Quant à Astyage, se voyant abandonné de tous les siens, il vint à son tour trouver Cyrus, qui l'accueillit avec honneur, tout en le retenant prisonnier.

«La ville dont les ruines sont à nos pieds serait donc la Pasagarde (la Place Forte) construite par Cyrus sur l'emplacement où il avait vaincu ses ennemis, ville qu'il faut se garder de confondre avec la vieille capitale des Achéménides nommée Pasargade et visitée par Alexandre à son retour des Indes avant d'atteindre Persépolis. Cette dernière cité, signalée par le tombeau de Cyrus, était voisine de Darab ou de Fæsa. Ce sont des similitudes de noms qui expliqueraient la confusion dans laquelle sont tombés à leur sujet les auteurs anciens en attribuant à Pasargade des faits relatifs à Pasagarde. En ce cas, la tour funéraire placée auprès du takht recouvrirait les cendres de Cambyse Ier, inhumées sur le lieu même où il trouva une mort glorieuse. Le Gabre Maderè Soleïman devrait être identifié avec la sépulture de la mère ou de la femme de Cyrus, mortes toutes deux sous le règne de ce prince. Toutefois j'inclinerais à penser que Cyrus, à la mort de sa mère, Mandane, lui fit élever un tombeau dans le voisinage de celui de son mari et fit, au contraire, transporter le corps de sa femme, Cassandane, «à la mort de laquelle il mena grand deuil», au dire d'Hérodote, dans l'antique Pasargade, où il devait lui-même être enseveli auprès de ses aïeux. Ainsi se vérifierait la désignation de Maderè Soleïman, donnée par les Persans à la plaine du Polvar. Le nom de Salomon, qui revient sans cesse dans le Koran, aurait été substitué à celui de Cyrus, aujourd'hui tout à fait inconnu du peuple.

«La tradition qui fait du gabre un tombeau de reine est si généralement adoptée dans le village, qu'hier, croyant avoir affaire à un jeune garçon, les paysannes t'auraient impitoyablement précipitée du haut en bas de l'édicule, sous le fallacieux prétexte que les hommes ne doivent pas entrer dans un tombeau de femme, si je ne les avais assaillies à coups de pierres et ne leur avais jeté, comme dernier argument, mes deux guivehs (chaussures de guenilles) à la tête.

—Quelle imprudence! Tu t'exposais à ameuter contre toi le clan des maris!

—Les maris! mais ils m'auraient aidé à rosser ces mégères si je les en avais priés. Pas un d'entre eux ne tolérerait qu'on regardât ces guenons ou qu'on fût simplement poli avec elles; mais tous vous sont reconnaissants de les assommer à coups de savate. C'est une fatigue journalière qu'on leur évite.»

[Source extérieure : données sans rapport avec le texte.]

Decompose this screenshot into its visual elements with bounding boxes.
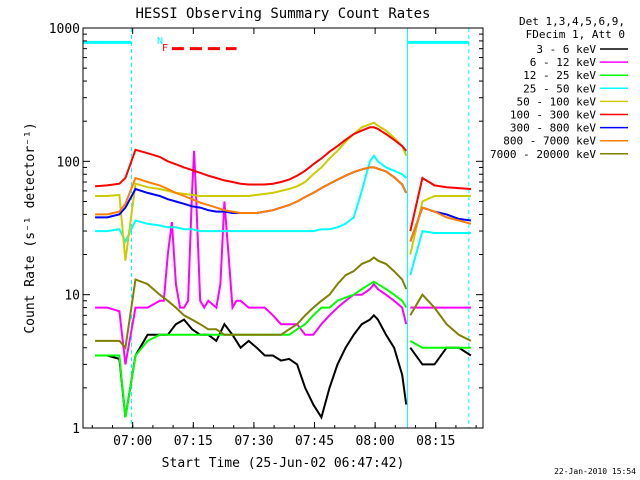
axis-ticks: 07:00 07:15 07:30 07:45 08:00 08:15 1 10 100 1000 [49,22,483,449]
legend-label: 7000 - 20000 keV [490,148,596,161]
legend-label: 800 - 7000 keV [503,135,596,148]
y-tick-label: 100 [57,155,80,170]
series-line-right-5 [409,176,471,232]
legend-label: 25 - 50 keV [523,82,596,95]
legend-label: 3 - 6 keV [536,43,596,56]
x-tick-label: 07:15 [174,434,213,449]
y-axis-label: Count Rate (s⁻¹ detector⁻¹) [23,122,38,333]
x-tick-label: 08:00 [356,434,395,449]
series-line-right-7 [409,206,472,242]
legend-label: 6 - 12 keV [530,56,597,69]
x-tick-label: 08:15 [416,434,455,449]
timestamp: 22-Jan-2010 15:54 [554,467,636,476]
x-tick-label: 07:45 [295,434,334,449]
flag-n-label: N [157,36,163,47]
series-line-3 [95,154,407,244]
series-line-8 [95,256,408,350]
series-line-7 [95,166,408,216]
chart-title: HESSI Observing Summary Count Rates [135,6,430,22]
legend-label: 100 - 300 keV [510,109,596,122]
series-line-4 [95,121,408,261]
legend-label: 12 - 25 keV [523,69,596,82]
y-tick-label: 10 [64,289,80,304]
legend-header-1: Det 1,3,4,5,6,9, [519,15,625,28]
y-tick-label: 1 [72,422,80,437]
plot-frame [82,27,484,429]
series-line-right-2 [409,340,471,349]
series-lines [83,28,472,428]
x-axis-label: Start Time (25-Jun-02 06:47:42) [162,456,405,471]
flag-f-label: F [162,43,168,54]
series-line-right-8 [409,293,472,342]
legend-label: 300 - 800 keV [510,122,596,135]
x-tick-label: 07:30 [234,434,273,449]
series-line-5 [95,126,407,188]
y-tick-label: 1000 [49,22,80,37]
series-line-right-0 [409,346,472,366]
legend-label: 50 - 100 keV [517,95,597,108]
legend-header-2: FDecim 1, Att 0 [526,28,625,41]
x-tick-label: 07:00 [113,434,152,449]
series-line-right-3 [409,229,471,276]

En résumé, les ruines que nous avons trouvées dans la plaine du Polvar, le takht, la façade de la tour carrée, les palais et le gabre, sont les derniers vestiges des monuments élevés par le grand Cyrus au sixième siècle avant notre ère. Cet âge se lit sur leurs pierres, sur leurs ornements, sur les membres les plus essentiels comme sur les détails les plus intimes de leur architecture. On ne saurait hésiter non plus à reconnaître en eux des monuments apparentés de très près aux édifices ioniens ou gréco-lyciens. Sont-ils les prototypes des monuments élevés dans les colonies grecques de l'Asie Mineure? Je ne le pense pas. Antérieurement à la conquête de la Lydie, les habitants du Fars n'avaient jamais eu de relation directe avec les Grecs et menaient encore une existence sauvage au moment où Cyrus substituait chez les Aryens la suprématie des Perses à celle des Mèdes.

Peut-être même l'architecte qui les construisit fut-il choisi dans l'entourage de Crésus, devenu, après la prise de Sardes, l'ami et le conseiller de son vainqueur.